# mortising



## GRINDER (Nov 8, 2009)

What is the best bit for making mortises.


----------



## Semipro (Mar 22, 2013)

Hello Stephen
Welcome to the forum.


----------



## jw2170 (Jan 24, 2008)

Welcome to the forum, Stephen.

I have moved your post to another section of the forum, which may get you more response.

How big are the mortises?

I use a 2 flute straight cutter or spiral cutter.

Make sure the cutter has a end that allows for plunge cutting.


----------



## nordbergus (Aug 19, 2012)

a sharp one

:0)


----------



## Cherryville Chuck (Sep 28, 2010)

Hi Stephen and welcome. You can make mortises with a hammer and chisel the old fashioned way, with a router, with a dedicated mortiser, or with a drill press and mortising attachment. I have the drill press and mortising attachment and it works well and was inexpensive.


----------



## old55 (Aug 11, 2013)

Welcome to the forum Stephen.


----------



## RMIGHTY1 (Nov 5, 2014)

Welcome to the forum Stephen!

*Charles, *what is the drill press mortising attachment you use? Thanx.


----------



## Bodger96 (Mar 18, 2014)

Welcome Stephen I use spiral Onsrud bits for most mortises. I agree that you live in the most beautiful of our provinces.

Regards Bob


----------



## Cherryville Chuck (Sep 28, 2010)

It's made by Delta, Ray and I picked it up at a woodworking show. I have Delta's 16 1/2" drill press and it attaches to the quill in just a few minutes.
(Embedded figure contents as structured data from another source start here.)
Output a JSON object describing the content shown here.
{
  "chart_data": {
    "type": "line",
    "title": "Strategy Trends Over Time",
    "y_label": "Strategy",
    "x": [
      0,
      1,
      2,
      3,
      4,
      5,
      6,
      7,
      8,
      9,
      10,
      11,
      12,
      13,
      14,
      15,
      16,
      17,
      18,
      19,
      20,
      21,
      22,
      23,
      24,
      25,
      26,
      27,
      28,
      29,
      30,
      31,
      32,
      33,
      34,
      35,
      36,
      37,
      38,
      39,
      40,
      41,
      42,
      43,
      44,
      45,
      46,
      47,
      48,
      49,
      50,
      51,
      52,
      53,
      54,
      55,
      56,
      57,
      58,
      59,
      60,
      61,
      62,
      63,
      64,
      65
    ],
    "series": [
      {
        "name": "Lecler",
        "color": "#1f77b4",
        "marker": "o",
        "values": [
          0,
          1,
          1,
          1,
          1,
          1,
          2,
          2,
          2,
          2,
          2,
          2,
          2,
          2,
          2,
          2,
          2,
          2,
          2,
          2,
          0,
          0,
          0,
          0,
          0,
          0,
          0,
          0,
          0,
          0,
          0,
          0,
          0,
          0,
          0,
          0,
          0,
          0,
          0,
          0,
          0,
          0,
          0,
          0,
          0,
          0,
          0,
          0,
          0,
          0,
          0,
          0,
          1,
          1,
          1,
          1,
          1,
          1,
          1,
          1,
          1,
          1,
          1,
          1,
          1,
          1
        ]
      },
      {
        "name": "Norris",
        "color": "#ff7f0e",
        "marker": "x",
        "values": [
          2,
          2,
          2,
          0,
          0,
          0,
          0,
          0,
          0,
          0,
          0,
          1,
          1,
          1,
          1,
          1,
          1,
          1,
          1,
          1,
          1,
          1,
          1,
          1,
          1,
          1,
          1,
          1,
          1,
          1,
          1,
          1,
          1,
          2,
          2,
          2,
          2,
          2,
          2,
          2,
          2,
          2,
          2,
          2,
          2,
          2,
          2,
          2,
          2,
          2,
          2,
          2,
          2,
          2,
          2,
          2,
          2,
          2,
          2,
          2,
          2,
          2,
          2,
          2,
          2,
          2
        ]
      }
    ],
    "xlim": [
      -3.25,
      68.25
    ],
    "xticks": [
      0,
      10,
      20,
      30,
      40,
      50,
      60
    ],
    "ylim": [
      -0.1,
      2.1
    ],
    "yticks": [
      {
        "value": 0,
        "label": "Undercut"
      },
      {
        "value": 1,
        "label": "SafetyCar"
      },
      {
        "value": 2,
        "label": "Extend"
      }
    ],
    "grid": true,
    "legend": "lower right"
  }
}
It also comes with a bushing or adapter for attaching to a different quill size. I think the sizes are fairly standard between the two so I think it will attach to most drill presses. I only paid $60 something for it if I remember right. It comes with 4 sizes of chisels, 1/4, 5/16, 3/8, and 1/2. There is a little trick to setting the bit inside the chisel properly but it's not hard, you just have to pay attention. 

You can buy a dedicated mortiser but it takes up a lot of bench space and they cost around $450-500. For a few dollars more you can buy a floor model drill press and the mortising attachment and you'll have a drill press when you aren't using the attachment. The dedicated mortiser will usually also do 5/8 but the attachment will do any size by working both sides of larger mortises.
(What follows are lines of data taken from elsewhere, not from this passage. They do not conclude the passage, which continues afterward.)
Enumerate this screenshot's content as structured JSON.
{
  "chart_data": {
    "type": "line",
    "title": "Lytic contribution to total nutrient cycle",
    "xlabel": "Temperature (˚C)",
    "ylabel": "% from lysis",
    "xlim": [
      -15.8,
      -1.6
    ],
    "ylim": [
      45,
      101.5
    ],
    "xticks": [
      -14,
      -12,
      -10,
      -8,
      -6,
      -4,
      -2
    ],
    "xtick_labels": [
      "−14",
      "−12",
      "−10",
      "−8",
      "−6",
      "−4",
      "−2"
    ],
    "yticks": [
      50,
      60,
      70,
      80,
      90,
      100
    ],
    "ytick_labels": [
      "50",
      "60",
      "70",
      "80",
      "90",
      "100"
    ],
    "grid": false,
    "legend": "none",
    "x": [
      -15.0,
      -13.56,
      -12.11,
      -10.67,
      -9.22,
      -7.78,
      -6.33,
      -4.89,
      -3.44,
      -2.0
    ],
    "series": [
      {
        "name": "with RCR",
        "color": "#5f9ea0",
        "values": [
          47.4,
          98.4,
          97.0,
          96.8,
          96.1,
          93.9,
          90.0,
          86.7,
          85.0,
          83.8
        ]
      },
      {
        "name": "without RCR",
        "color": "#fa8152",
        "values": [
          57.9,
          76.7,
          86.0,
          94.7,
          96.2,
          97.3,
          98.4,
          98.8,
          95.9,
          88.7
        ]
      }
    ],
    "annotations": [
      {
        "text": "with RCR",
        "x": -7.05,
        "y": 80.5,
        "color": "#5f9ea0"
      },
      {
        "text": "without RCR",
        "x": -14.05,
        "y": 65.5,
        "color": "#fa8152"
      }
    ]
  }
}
Lee Valley sells some cone shaped sharpening stones for the chisels and I highly recommend them. I had to sharpen one chisel a while back and just spun the stone in my fingers for a minute maybe and the next cut was like slicing through warm butter.


----------



## GRINDER (Nov 8, 2009)

Thanks for the welcome. I will try what you have suggested


----------



## RMIGHTY1 (Nov 5, 2014)

Thanks Charles. I am not ready to pull the trigger yet but look ahead for when I am ready. I see one at Amazon for $110. That's the ticket. I hope it will fit my cheap no-name bench top drill press. Space (and money) are at a premium here. Cheers!!!


----------